Y-mAbs Presents Translational Pharmacokinetics of CD38-SADA From Pretargeted RIT Platform

Y-mAbs Therapeutics, Inc. recently announced the presentation of preclinical and translational pharmacokinetics (PK) data of CD38-SADA in a poster at the 2025 American Association of Cancer Research (AACR) Annual Meeting being held on April 25-30, 2025 in Chicago, IL.

The poster titled Preclinical and translational pharmacokinetic (PK) modeling of the self-assembling and disassembling (SADA) bispecific fusion protein CD38-SADA for first-in-human (FIH) pretargeted radioimmunotherapy (PRIT) characterizes the plasma concentrations of CD38-SADA in animal models over time and a range of doses. Utilizing in vitro binding kinetic parameters and PK data generated from three studies in mice, the study characterized the concentration- and time-dependent equilibrium between CD38-SADA tetramers and monomers.

Previous preclinical reports have shown that the non-radiolabeled CD38-SADA tetramers bind with high-avidity to tumors during the first “pre-targeting” infusion. Building on these data, the preclinical PK model tracked the plasma levels of the CD38-SADA protein. Importantly, the model’s estimated linear clearance of low molecular weight CD38-SADA monomers was 20-times faster than the CD38-SADA tetramers, providing additional evidence for their significantly reduced levels before delivery of the radioactive payload in the second infusion. This is an important consideration in evaluating the tumor-to-normal tissue absorbed dose ratios of Lutetium 177 (Lu 177)-DOTA, the chelated radionuclide administered in Trial 1201.

“Our preclinical models have provided important insights into the circulating levels of CD38-SADA protein in vivo,” said Brian Santich, Ph.D., lead author and Vice President of Research. “Using these data, we conducted a series of appropriately scaled human PK simulations which informed the design and initial dosing regimen of our first-in-human Phase 1 Trial 1201 in patients with r/r NHL.”

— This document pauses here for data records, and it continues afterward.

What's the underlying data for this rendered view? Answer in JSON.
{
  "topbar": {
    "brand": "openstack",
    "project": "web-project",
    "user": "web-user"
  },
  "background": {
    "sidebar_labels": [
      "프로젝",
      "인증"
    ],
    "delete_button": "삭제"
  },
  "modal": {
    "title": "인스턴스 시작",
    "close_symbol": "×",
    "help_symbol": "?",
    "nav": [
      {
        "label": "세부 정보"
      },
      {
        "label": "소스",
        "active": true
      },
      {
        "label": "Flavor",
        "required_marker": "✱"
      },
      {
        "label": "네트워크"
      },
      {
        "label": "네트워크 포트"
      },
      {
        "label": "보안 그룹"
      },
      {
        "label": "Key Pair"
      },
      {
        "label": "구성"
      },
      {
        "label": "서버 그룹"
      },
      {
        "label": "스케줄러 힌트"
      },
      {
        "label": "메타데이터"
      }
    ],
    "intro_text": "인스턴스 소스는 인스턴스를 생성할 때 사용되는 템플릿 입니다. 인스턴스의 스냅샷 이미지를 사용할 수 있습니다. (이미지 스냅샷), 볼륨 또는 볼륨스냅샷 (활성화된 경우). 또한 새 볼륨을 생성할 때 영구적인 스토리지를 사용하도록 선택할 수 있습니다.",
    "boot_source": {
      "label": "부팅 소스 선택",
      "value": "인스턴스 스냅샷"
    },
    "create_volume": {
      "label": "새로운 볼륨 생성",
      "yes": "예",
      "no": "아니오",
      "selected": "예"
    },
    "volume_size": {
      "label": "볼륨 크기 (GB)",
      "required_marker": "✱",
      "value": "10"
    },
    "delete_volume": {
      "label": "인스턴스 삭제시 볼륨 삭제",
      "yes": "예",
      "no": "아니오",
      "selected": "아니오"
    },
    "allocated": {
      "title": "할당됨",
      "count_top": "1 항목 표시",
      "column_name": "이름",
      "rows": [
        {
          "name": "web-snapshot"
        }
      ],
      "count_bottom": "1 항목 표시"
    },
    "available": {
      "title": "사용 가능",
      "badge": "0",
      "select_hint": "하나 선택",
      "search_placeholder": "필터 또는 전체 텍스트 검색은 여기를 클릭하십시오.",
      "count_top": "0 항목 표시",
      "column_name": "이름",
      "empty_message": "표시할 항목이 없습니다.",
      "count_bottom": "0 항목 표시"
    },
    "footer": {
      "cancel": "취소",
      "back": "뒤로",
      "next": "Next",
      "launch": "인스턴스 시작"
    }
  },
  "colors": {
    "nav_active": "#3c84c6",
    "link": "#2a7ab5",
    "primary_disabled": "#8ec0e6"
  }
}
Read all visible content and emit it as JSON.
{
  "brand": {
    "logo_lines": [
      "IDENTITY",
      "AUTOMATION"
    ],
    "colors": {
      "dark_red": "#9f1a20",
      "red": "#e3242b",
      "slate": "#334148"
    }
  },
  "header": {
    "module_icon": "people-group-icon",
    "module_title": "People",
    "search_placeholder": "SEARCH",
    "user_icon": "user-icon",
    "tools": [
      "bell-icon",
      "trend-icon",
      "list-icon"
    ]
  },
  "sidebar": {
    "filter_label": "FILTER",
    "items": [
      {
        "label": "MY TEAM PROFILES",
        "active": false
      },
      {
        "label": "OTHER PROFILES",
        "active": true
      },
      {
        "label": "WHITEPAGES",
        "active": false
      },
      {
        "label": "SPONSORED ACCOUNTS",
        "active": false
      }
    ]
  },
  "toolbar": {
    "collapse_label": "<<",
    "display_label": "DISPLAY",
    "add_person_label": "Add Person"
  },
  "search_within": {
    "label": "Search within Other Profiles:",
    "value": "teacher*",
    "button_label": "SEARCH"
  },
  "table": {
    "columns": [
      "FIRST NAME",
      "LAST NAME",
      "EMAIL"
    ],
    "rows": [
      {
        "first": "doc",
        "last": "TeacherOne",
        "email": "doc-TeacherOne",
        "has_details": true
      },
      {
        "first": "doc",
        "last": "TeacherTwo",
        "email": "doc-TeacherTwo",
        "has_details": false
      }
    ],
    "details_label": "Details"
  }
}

“With the recent dosing of our first patient in Trial 1201, we look forward to reviewing initial patient data as our CD38-SADA program advances,” said Norman LaFrance, MD, co-author and Chief Medical and Development Officer.

Researchers at Memorial Sloan Kettering Cancer Center (MSK), including Dr. Nai-Kong Cheung, developed the SADA technology for radioimmunotherapy, which is exclusively licensed by MSK to Y-mAbs. Dr. Cheung has intellectual property rights and interests in the technology, and as a result of this licensing arrangement, MSK has institutional financial interests in the technology.

Y-mAbs is a commercial-stage biopharmaceutical company focused on the development and commercialization of novel, radioimmunotherapy and antibody-based therapeutic cancer products. The Company’s technologies include its investigational Self-Assembly DisAssembly (SADA) Pretargeted Radioimmunotherapy Platform (PRIT) and bispecific antibodies generated using the Y-BiClone platform. The Company’s broad and advanced product pipeline includes the anti-GD2 therapy DANYELZA (naxitamab-gqgk), the first FDA-approved treatment for patients with relapsed or refractory high-risk neuroblastoma in the bone or bone marrow after a partial response, minor response, or stable disease to prior therapy.

CD38-SADA is a bispecific fusion protein that tightly binds to the CD38 glycoprotein and to ¹⁷⁷Lu-tetraxetan (¹⁷⁷Lu -DOTA), a “caged” radionuclide. In the first step of pre-targeted radioimmunotherapy, non-radiolabeled CD38-SADA tetramers are infused and bind to CD38-expressing lymphoma cells, and unbound CD38-SADA protein disassembles into low molecular weight monomers that are removed by the kidney. The second infusion delivers the “radioactive payload,” which binds directly to CD38-SADA on tumor cells for localized irradiation. CD38-SADA PRIT with ¹⁷⁷Lu-DOTA has demonstrated robust anti-tumor efficacy in preclinical studies and is currently being investigated in adults with relapsed, progressive, or refractory NHL (CD38-expressing B-cell, T-cell, and natural killer cell lymphomas) after at least 2 prior lines of therapy (NCT05994157).